Now that title might seem somewhat tongue in cheek, but there is actually a fair degree of substance to it. In fact, it reminded me of a poem, Ironing, from Peter Sansom's excellent collection, The Last Place on Earth, which begins as follows:

"I like it best when there's time to see myself
through the drizzle of a weekday morning
with Woman's Hour or a talking-book detective,
and forsythia defining the universe..."

As with my own poem, Sansom is playing with the gender expectations involved with the task of ironing, although he goes about it in a very different way. His focus is on the mechanical and repetitive nature of the chore, beginning with a quote from Stanley Cook that evokes "the perfect release of a limited aim". In this sense, hia poem recalls an Ian McMillan poem, Three Boring Miles on the Exercise Bike, which starts with...

"Three boring miles.
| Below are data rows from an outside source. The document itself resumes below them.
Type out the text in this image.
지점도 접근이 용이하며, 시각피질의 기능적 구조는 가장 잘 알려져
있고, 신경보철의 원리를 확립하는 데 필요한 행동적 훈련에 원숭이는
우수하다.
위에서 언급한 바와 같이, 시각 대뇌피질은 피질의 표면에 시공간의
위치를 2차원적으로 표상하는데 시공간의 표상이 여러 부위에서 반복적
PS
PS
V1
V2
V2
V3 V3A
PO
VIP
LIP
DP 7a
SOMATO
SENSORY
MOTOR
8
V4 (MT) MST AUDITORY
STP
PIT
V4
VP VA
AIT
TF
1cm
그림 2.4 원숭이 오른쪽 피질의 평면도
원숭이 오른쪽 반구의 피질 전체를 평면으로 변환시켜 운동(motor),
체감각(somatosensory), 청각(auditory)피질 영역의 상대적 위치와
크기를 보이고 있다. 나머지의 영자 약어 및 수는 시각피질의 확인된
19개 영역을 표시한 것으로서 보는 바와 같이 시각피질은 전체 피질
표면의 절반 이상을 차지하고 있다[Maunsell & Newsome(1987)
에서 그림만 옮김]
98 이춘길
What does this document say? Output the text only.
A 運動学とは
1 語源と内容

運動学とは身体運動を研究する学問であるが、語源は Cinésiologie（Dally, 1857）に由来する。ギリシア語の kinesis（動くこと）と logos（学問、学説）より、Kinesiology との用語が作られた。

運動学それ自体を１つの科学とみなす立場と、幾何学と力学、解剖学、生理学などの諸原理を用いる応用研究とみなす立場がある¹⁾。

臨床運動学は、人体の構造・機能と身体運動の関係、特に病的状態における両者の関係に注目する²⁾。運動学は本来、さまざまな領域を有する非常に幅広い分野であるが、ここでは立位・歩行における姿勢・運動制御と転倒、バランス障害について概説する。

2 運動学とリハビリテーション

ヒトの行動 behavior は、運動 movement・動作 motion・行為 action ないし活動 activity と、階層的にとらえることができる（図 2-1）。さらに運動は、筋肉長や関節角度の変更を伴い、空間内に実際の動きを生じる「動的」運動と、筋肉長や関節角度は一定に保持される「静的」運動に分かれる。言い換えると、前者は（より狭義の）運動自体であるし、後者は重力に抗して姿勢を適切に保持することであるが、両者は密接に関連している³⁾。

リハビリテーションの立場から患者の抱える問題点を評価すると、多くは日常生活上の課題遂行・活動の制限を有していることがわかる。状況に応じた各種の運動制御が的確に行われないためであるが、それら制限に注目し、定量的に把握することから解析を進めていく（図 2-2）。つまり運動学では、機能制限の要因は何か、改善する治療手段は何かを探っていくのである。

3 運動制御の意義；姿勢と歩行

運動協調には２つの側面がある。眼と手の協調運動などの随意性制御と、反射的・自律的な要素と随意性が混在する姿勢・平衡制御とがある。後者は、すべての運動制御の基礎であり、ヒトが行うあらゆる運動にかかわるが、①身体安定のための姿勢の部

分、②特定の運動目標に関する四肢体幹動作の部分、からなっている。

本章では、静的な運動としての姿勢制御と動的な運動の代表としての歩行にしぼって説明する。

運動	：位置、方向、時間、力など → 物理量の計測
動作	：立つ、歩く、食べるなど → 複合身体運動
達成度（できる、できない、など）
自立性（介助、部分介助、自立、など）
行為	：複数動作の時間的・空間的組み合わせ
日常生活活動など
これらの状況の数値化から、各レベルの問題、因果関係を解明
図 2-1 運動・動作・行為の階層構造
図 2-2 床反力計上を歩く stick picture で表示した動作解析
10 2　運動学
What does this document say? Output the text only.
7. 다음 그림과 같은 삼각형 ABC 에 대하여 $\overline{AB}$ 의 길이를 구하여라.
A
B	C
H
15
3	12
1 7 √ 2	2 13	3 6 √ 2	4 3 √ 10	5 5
The television flickering
in the corner of my eye. A man talking..."

Both poems gradually build up detail so as to explore the significance of a regular event. McMillan and Sansom concentrate on the repetitive nature of the task, while I portray an everyday task that suddenly becomes everything but everyday - in La Despedida a routine is transformed into a pivotal moment and is even more highly charged as a result. These are very different and equally valid examples of how ordinary occurences can turn into ambitious poetry.

Saturday, 10 March 2012

Dr. Seuss

I picked up a copy of Dr. Seuss' The Cat in the Hat for my son at a car boot sale a few months ago. On reading it with him, I recalled having done so with my own father, always demanding it, treasuring it as my favourite book.

Putting aside doubts over its literary merits, sometimes clunky versification and the advances since then in children's poetry, I was struck once more by its vibrant language, by how it relishes playing with words, by how it transmits that infectious enjoyment to young readers. In other words, I'm now piecing back together part of the process that led to my falling in love with poetry. Our children so often help us to view afresh our own upbringing.